How Herm Edwards wound up seeing Jimi Hendrix at 1967 Monterey Pop Festival
Herm Edwards has made plenty of history in his football playing and coaching career and is still doing so at Arizona State.
But like for Forrest Gump and really everyone, history sometimes comes to you simply by virtue of showing up.
So it was for 13-year-old Edwards on June 18, 1967, a Sunday in his hometown of Seaside, Calif.
By then, Edwards' father Herm Sr. was retired military and working as a construction foreman near Grass Valley, several hours north of Monterey/Seaside.
"He would drive home Friday and on Sunday, he'd have to leave to drive back up there," Edwards says. "My mom worked at the (Fort Ord) officer's club waiting tables so Sunday night was kind of a big night, and she was at work."
Herm and his younger sister Irvina were in the care of a babysitter, who happened to have tickets to a music festival at the nearby Monterey County Fairgrounds.
"It wasn't that far from where we lived," Edwards says. "You could almost hear the music at night," during the first two days of the Monterey Pop Festival. "She says I've got tickets and I really want to go, but you've got to go.
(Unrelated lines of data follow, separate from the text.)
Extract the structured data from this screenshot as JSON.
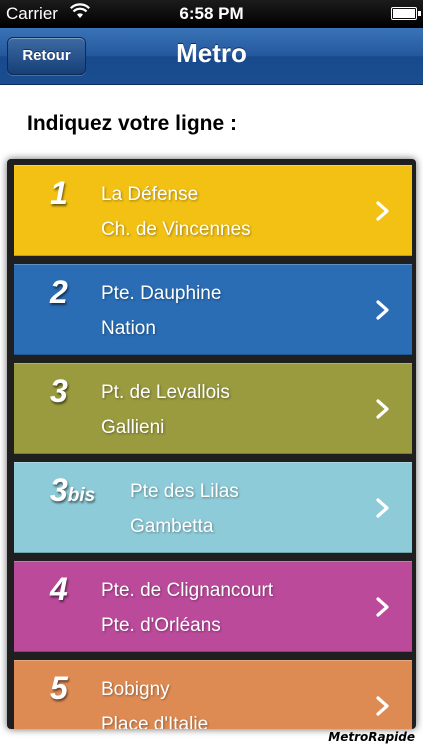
{
  "status_bar": {
    "carrier": "Carrier",
    "time": "6:58 PM"
  },
  "nav": {
    "back_label": "Retour",
    "title": "Metro"
  },
  "prompt": "Indiquez votre ligne :",
  "lines": [
    {
      "number": "1",
      "suffix": "",
      "from": "La Défense",
      "to": "Ch. de Vincennes",
      "color": "#f2c114"
    },
    {
      "number": "2",
      "suffix": "",
      "from": "Pte. Dauphine",
      "to": "Nation",
      "color": "#2a6db5"
    },
    {
      "number": "3",
      "suffix": "",
      "from": "Pt. de Levallois",
      "to": "Gallieni",
      "color": "#9a9a3f"
    },
    {
      "number": "3",
      "suffix": "bis",
      "from": "Pte des Lilas",
      "to": "Gambetta",
      "color": "#8ecbd8"
    },
    {
      "number": "4",
      "suffix": "",
      "from": "Pte. de Clignancourt",
      "to": "Pte. d'Orléans",
      "color": "#bb4a9b"
    },
    {
      "number": "5",
      "suffix": "",
      "from": "Bobigny",
      "to": "Place d'Italie",
      "color": "#de8b53"
    }
  ],
  "brand": "MetroRapide",
  "icons": {
    "wifi": "wifi-icon",
    "battery": "battery-icon",
    "row_action": "chevron-right-icon"
  }
}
I went alright, I'll go."
Irvina wound up at the neighbor's house while, through adventures in babysitting, Herm wound up on the lawn of history at a festival predating Woodstock by two summers that has come to epitomize the 1967 Summer of Love.
Consider that the Sunday afternoon session opened with now sitar legend Ravi Shankar to understand what young Herm was absorbing. Then came Janis Joplin, lead singer for Big Brother and the Holding Company, Buffalo Springfield, The Who and the Grateful Dead before 24-year-old Jimi Hendrix even hit the stage.
"I kind of heard the name before, but I never paid attention," Edwards says. "He gets up there, and the first thing I noticed is he's left-handed. People are going nuts then he comes in the last act and whoosh. I said this is my guy and became a fan."
The whoosh was Hendrix, after performing "Wild Thing," pouring lighter fluid on his guitar, kissing it farewell, setting it on fire then smashing it and throwing it into the audience. This after The Who's Pete Townsend smashed his guitar at the end of "My Generation."
Edwards can be forgiven for not remembering much of the acts that followed — Flowers in Your Hair troubadour Scott McKenzie and the Mamas & the Papas, whose leader John Phillips already had done his job well co-organizing a festival that drew 200,000 over three days and launched many of the young performers into stardom.
For Edwards, who turns 66 in April, the Monterey Pop Festival remains a seminal moment for a teenager growing up in what was anything but a counterculture home. His father served as a master sergeant in the Army in World War II and Korea and was a radical only in the sense of marrying a white woman in an era when interracial relationships were not widely accepted.
Edwards went to college at California even though his father preferred Stanford. At Berkeley, one of Herm's required classes was Sociology of Sports, taught by Harry Edwards (no relation), a renowned civil rights/sports activist. One day at Cal, Edwards was sitting in Sproul Plaza listening to political activist Angela Davis.
"Some of the things I witnessed at Cal, you can't make it up," Edwards said. "I was there when Patty Hearst was kidnapped (in 1974). The thing I learned through all this, I was a good listener. It made me go don't get in a box, open the lens open.
"They've taken a stance where they believe in something. You listen them and go I never thought of it that way."
He considers himself to this day to be an information gatherer, whether it's in game planning, recruiting or dealing with 18- to 22-year-olds.
"We see what matches us and what doesn't," he said. "Everything I've actually learned, I learned from somebody else. To be there in that era, you don't know what you're walking through. Now where I'm at in my age and people are talking about that stuff, I go guys I was involved in this stuff."
Edwards gets blank stares from some of his players when bringing up Hendrix, who is involved in their lives more than they realize.
ASU's Mandrake award, given to the Player of the Game after victories, is modeled after the British cover of Hendrix's "Are You Experienced" album, released in the U.S. following the Monterey Pop Festival. An English band called the Mandrakes, which included singer Robert Palmer, played at a March 1967 concert that included Hendrix and Mandrake Memorial was a psychedelic rock band from the Hendrix era.
What Mandrake represents to Edwards is a mythical ideal of athletic perfection, akin to Hendrix's mastery of his Fender Stratocaster.
"His presence," Edwards said. "When he walked on the stage, it was almost mystifying. The dude was talented. He reminds me of Prince. When you approached the stage, you went 'oh man'. He had that air about himself."